L = [('key1', 14), ('key2', 20), ('key3', 13), ('key4', 10), ('key5', 11)]
Assume I got a list
like the above. The the second element of each tuple conceptually represents the size of a block memory. These block memories are adjacent and sequential. Their relationship could be represented as :
0____14____14+20____14+20+13____14+20+13+10____14+20+13+10+11
Now the user will give me the 'absolute address' and I should return a key to him to decrypt the whole memory block. For instance, if he wants to access the address '10', then I should return key1 for him. If he wants to access '15', and then I should return key2.
My implementation now has to search from the beginning every time. In reality, there are many memory blocks and users want to access all the time. The performance is bad.
L = [('key1', 14), ('key2', 20), ('key3', 13), ('key4', 10), ('key5', 11)]
def get_key(address):
c = 0
offset = 0
for i in L:
if address < i[1] + offset:
break
c += 1
offset += i[1]
return c
print(get_key(15))
How could I improve the performance?
The data structure doesn't have to be a
list
(L). But the known things should be (1) the block size, (2) the key, (3)user will access the 'absolute address'.

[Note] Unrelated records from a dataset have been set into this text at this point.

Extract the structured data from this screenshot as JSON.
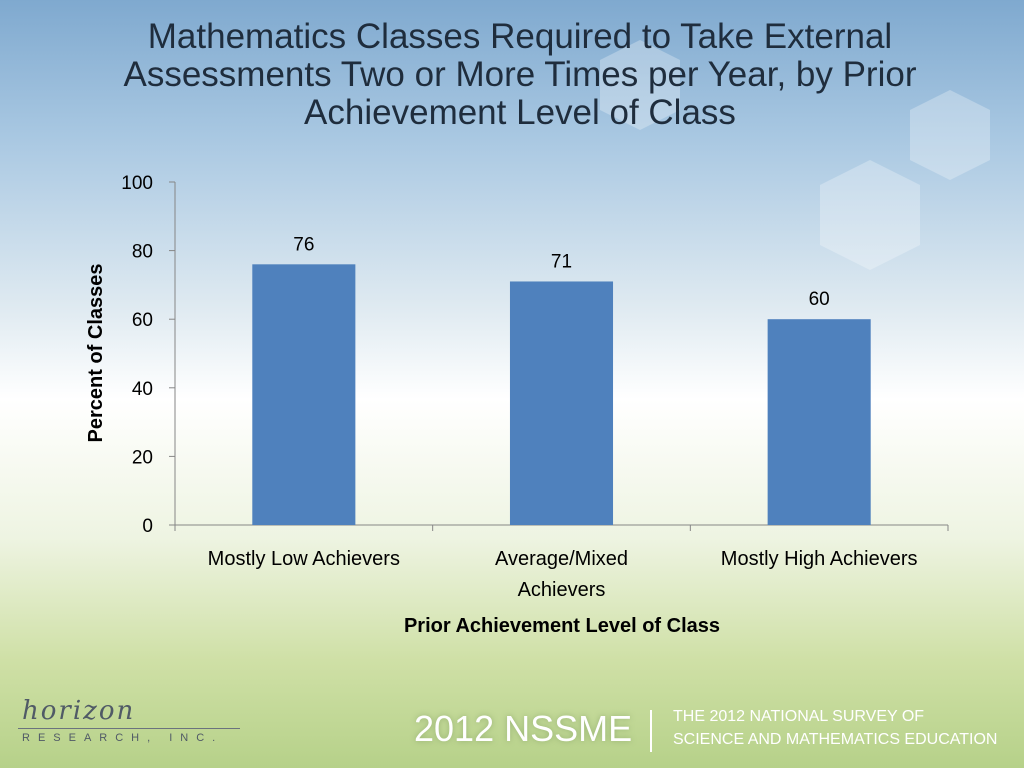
{
  "title_lines": [
    "Mathematics Classes Required to Take External",
    "Assessments Two or More Times per Year, by Prior",
    "Achievement Level of Class"
  ],
  "chart_data": {
    "type": "bar",
    "categories": [
      [
        "Mostly Low Achievers"
      ],
      [
        "Average/Mixed",
        "Achievers"
      ],
      [
        "Mostly High Achievers"
      ]
    ],
    "values": [
      76,
      71,
      60
    ],
    "data_labels": [
      "76",
      "71",
      "60"
    ],
    "xlabel": "Prior Achievement Level of Class",
    "ylabel": "Percent of Classes",
    "ylim": [
      0,
      100
    ],
    "yticks": [
      0,
      20,
      40,
      60,
      80,
      100
    ],
    "grid": false,
    "bar_color": "#4f81bd"
  },
  "footer": {
    "logo_word": "horizon",
    "logo_sub": "RESEARCH, INC.",
    "brand": "2012 NSSME",
    "survey_lines": [
      "THE 2012 NATIONAL SURVEY OF",
      "SCIENCE AND MATHEMATICS EDUCATION"
    ]
  }
}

As per Burhan Khalid's instruction, the final code is as follows (see also How to find the cumulative sum of numbers in a list?):
from bisect import bisect
from itertools import accumulate
L = [('key1', 14), ('key2', 20), ('key3', 13), ('key4', 10), ('key5', 11)]
markers = [i[0] for i in L]
boundaries = list(accumulate([i[1] for i in L]))
##offsets = []
##offsets.append(boundaries[0])
##for offset in boundaries[1:]:
## offsets.append(sum(offsets)+offset)
def buckets(value, boundaries, markers):
i = bisect(boundaries, value)
return markers[i]
print(buckets(67, boundaries, markers))